I picked up one of the earlier books that I had bought: 'Gordon Ramsay Makes It Easy'. I think I actually bought this book originally for my dad in 2005, when he was first getting on board with the new wave of home cooking and celebrity chefs that was sweeping the UK at the time. I actually liked the structure of the book - divided into sections like "Great Fast Food" and "Posh". I think then that I must have bought another copy of the book for Dave.
One of the first recipes I tried from this book was the Carpaccio of Beef. Anyone who loves their steak rare will love carpaccio. I always order this at Via Romana in Los Belones, Spain, when I go back.
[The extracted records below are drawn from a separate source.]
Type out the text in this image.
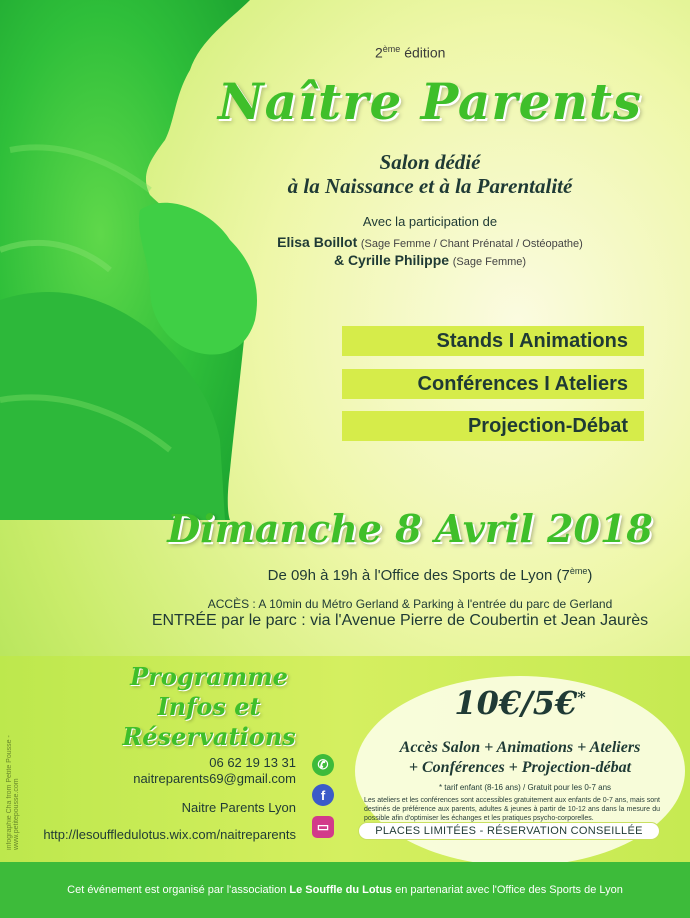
2ème édition
Naître Parents
Salon dédié
à la Naissance et à la Parentalité
Avec la participation de
Elisa Boillot (Sage Femme / Chant Prénatal / Ostéopathe)
& Cyrille Philippe (Sage Femme)
Stands I Animations
Conférences I Ateliers
Projection-Débat
Dimanche 8 Avril 2018
De 09h à 19h à l'Office des Sports de Lyon (7ème)
ACCÈS : A 10min du Métro Gerland & Parking à l'entrée du parc de Gerland
ENTRÉE par le parc : via l'Avenue Pierre de Coubertin et Jean Jaurès
infographie Cha from Petite Pousse - www.petitepousse.com
Programme
Infos et Réservations
06 62 19 13 31
naitreparents69@gmail.com
✆
Naitre Parents Lyon
f
http://lesouffledulotus.wix.com/naitreparents
▭
10€/5€*
Accès Salon + Animations + Ateliers
+ Conférences + Projection-débat
* tarif enfant (8-16 ans) / Gratuit pour les 0-7 ans
Les ateliers et les conférences sont accessibles gratuitement aux enfants de 0-7 ans, mais sont destinés de préférence aux parents, adultes & jeunes à partir de 10-12 ans dans la mesure du possible afin d'optimiser les échanges et les pratiques psycho-corporelles.
PLACES LIMITÉES - RÉSERVATION CONSEILLÉE
Cet événement est organisé par l'association
Le Souffle du Lotus
en partenariat avec l'Office des Sports de Lyon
They serve it with peppery rocket, sweet balsamic and salty parmesan. We also order a garlic flat bread to accompany it. If you're making carpaccio yourself, the trick is to cool the seared beef so that it is easier to slice thinly.
I also tried to cook the Wild Sea Bass Wrapped in Courgette Flowers as a canape once. I wasn't able to find courgette flowers - have you ever seen them? Anywhere? At all?! But I did wrap the small squares of fish in thinly sliced courgette, and it was a lovely combo.
I have little sticky labels all over this book - obviously intending to try a few other recipes. For example the Mini Tart Tatins of Caramelised Red Onion and Goat's Cheese, the Lemon Chilli Chicken Wings with a Couscous Salad and the Butternut Squash Puff 'Pizza' with Sage and Smoked Cheddar. But, on the night in question, I opted for the Turbot Fillets with Fennel and Lemon - hindered slightly by not being able to find turbot.
It was a simple recipe whereby you created a fragrant stock with lemongrass and vanilla in which to poach the fish and serve it on a bed of aromatic, slightly caramelised fennel. I found that a lot needed to be done last minute, so struggled a little to sufficiently reduce the sauce and still keep the fish warm and not overcooked.
With a stroke of genius, I paired the fish with a green salad of cucumber, apple and spring onions, which added a crisp, fresh dimension to the meal. But it didn't need much embellishment. It was a perfectly delicious fish dish that I would be happy to eat for lunch in the sun with a nice cold glass of white wine.